> > > Musikwissenschaftler entdeckt unbekanntes Manuskript von Carl Loewe
Montag, 27. Mai 2019

Carl Loewe, © Unbekannt

Carl Loewe, © Unbekannt

Handschrift in Diözesanbibliothek soll in Münster entstanden sein

Musikwissenschaftler entdeckt unbekanntes Manuskript von Carl Loewe

Münster, . In Münster ist eine bislang unentdeckte Handschrift des Komponisten Carl Loewe gefunden worden. Der Musikwissenschaftler Franz Josef Ratte entdeckte während einer Projektarbeit in der Diözesanbibliothek unter einigen Kompositionen eine Original-Notenhandschrift.
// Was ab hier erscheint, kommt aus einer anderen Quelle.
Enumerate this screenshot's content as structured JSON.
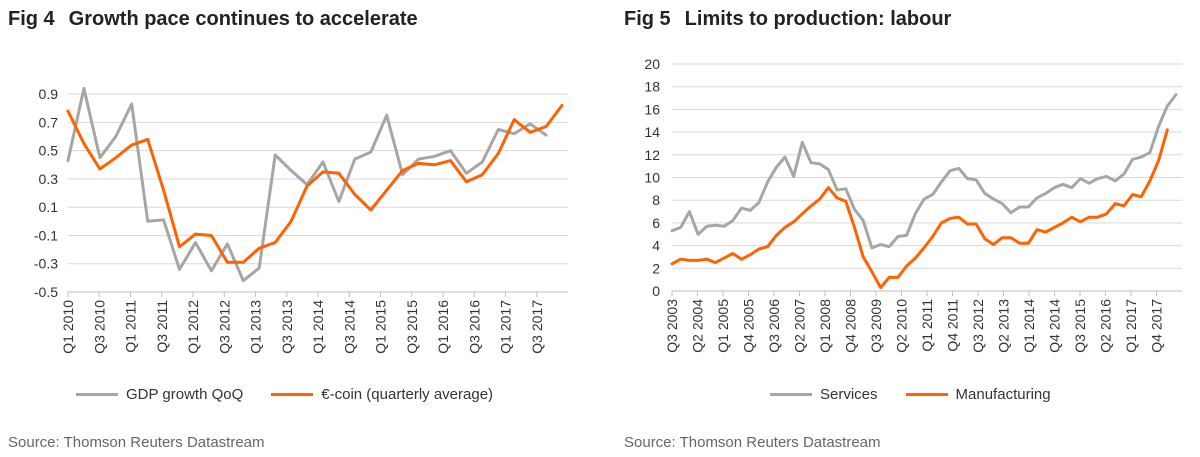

Es handelt sich dabei um einen "Preußischen Rundgesang" für Männerchöre, gewidmet König Friedrich Wilhelm III. Ratte selbst hatte das Manuskript als Original erkannt, da ihm Übereinstimmungen im Schriftbild mit ihm bekannten Handschriften des Musikers auffielen. Eine Prüfung kam zum gleichen Ergebnis. Der Weg der Noten in die Bibliothek ist derzeit noch unklar, entstanden sein sollen sie jedoch während eines Aufenthaltes Loewes in Münster.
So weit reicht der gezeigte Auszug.